Re: problems of comparators in Oracle
Date: 1996/05/03
Message-ID: <1996May3.125424.108071_at_ucl.ac.uk>#1/1
tkyte_at_us.oracle.com (Thomas J Kyte) wrote:
>Wilfred Ng <siuhungn> wrote:
>
>>Hello,
>>I find that it is impossible to use >, <, => or =< to compare
>>tuple projections greater than 1. For example, (Att1, Att2)>((1,2)).
>>However, in the Oracle manual(v6), it states that the comparsion
>>more than 1-arity is allowed such as (A,B)> all((1,2),(3,1)).
>>The comparsion will do according to lexciographical ordering. Anybody
>>can help?
>>
>
>Is (1,2) >= (2,1)????
According to lexciographical ordering (i.e. dictionary order) the answer is no but yes for (2,1) >= (1,2) because the 1st component of left side(i.e.,2) is greater than the 1st component of right side (i.e.,1).
More examples:
(2,1,3) > (1,2,4) yes (9,5,7) > (9,7,5) No (d,o,g) > (c,a,t) yes as in dictionary
>
>What would it mean to compare these two projections? Should they be considered
>vectors and compare the magnitude (if so, perform the math and compare the
>scalar results).
It is natural to consider the comparsion according to the lexicographical ordering for vector and as useful as you look into a dictionary book to find a word.

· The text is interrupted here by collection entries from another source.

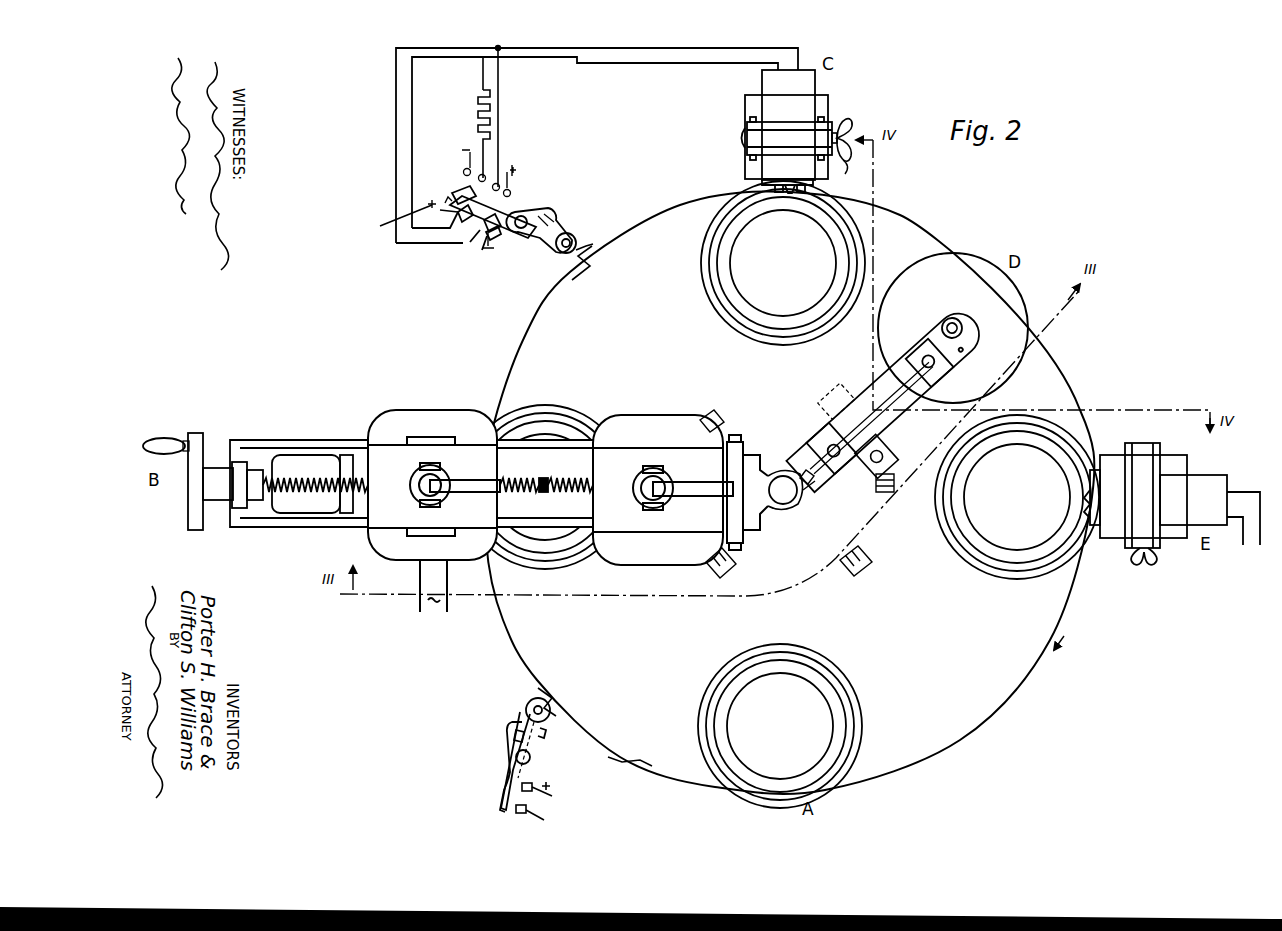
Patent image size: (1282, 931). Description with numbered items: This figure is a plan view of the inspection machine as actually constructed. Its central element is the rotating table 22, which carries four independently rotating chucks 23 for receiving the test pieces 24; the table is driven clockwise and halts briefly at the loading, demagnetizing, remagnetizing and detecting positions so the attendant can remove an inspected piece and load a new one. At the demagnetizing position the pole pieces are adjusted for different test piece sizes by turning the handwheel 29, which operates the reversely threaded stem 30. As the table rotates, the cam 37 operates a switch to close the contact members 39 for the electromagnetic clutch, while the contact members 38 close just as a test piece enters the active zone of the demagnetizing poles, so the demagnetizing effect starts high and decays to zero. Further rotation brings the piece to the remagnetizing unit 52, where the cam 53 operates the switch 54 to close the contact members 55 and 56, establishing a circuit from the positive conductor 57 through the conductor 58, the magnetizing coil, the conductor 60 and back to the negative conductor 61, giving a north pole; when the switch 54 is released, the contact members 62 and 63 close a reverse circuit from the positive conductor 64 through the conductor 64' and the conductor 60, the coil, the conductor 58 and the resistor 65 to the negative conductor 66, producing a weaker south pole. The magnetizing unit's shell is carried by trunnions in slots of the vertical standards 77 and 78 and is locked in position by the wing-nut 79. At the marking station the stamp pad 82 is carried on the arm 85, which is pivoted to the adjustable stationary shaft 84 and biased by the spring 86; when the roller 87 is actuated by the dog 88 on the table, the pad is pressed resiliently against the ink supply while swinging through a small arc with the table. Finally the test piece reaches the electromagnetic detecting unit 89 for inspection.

The rotating table 22 is at (968, 754).
The chucks 23 is at (702, 274).
The test pieces 24 is at (746, 318).
The handwheel 29 is at (190, 520).
The reversely threaded stem 30 is at (308, 456).
The cam 37 is at (538, 688).
The contact members 38 is at (501, 767).
The contact members 39 is at (530, 804).
The remagnetizing unit 52 is at (786, 131).
The cam 53 is at (590, 244).
The switch 54 is at (542, 212).
The contact members 55 is at (478, 240).
The contact members 56 is at (448, 209).
The positive conductor 57 is at (396, 220).
The conductor 58 is at (412, 158).
The conductor 60 is at (396, 131).
The negative conductor 61 is at (492, 240).
The contact members 62 is at (516, 168).
The contact members 63 is at (484, 174).
The positive conductor 64 is at (523, 186).
The conductor 64' is at (515, 146).
The resistor 65 is at (478, 110).
The negative conductor 66 is at (464, 164).
The vertical standard 77 is at (747, 128).
The vertical standard 78 is at (834, 128).
The wing-nut 79 is at (841, 172).
The stamp pad 82 is at (952, 255).
The adjustable stationary shaft 84 is at (783, 498).
The arm 85 is at (852, 393).
The spring 86 is at (816, 496).
The roller 87 is at (886, 462).
The dog 88 is at (888, 493).
The electromagnetic detecting unit 89 is at (1172, 504).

But I have no idea to formulate this comparsion in terms of scalar comparsion in Oracle. So do you have any good suggestion?
>
>In the manuals (i don't have a version 6 one sitting around), they describe
>that:
>
> a > all( d,e,f,g,h )
>
>is valid, but (a,b) > all( (d,e), (f,g) )
>
>would not be.
>
In reference Maual v6 SQL language sec 4-3 it DOES state that: (a,b) >= all((1400,300),(3000,0)) is valid. But actually Oracle DOES NOT support this!?
>
>>In fact it works fine for equality comparsion, say, (Att1, Att2) = ((1,2)).
>
>(1,2) = (1,2) would be true. (1,2) > (1,2) is not known however, the operators
>such as >, <, etc need scalars to compare with. > does not make sense with a
>multi-column projection.
Sorry but I have different opinion, > makes very good sense in multi-column projection see : A Guide to the SQL standard by C.J. Date(3rd ed) p155 about comparison conditions. It is well-defined and useful but unfortunately Oracle does not support this.
>
>
>>Cheers,
>>Wilfred.
>
>
>
>Thomas Kyte
>tkyte_at_us.oracle.com
>Oracle Government
>
>
>--------------------------------------------------------
>opinions and statements are mine and do not necessarily
>reflect the opinions of Oracle Corporation.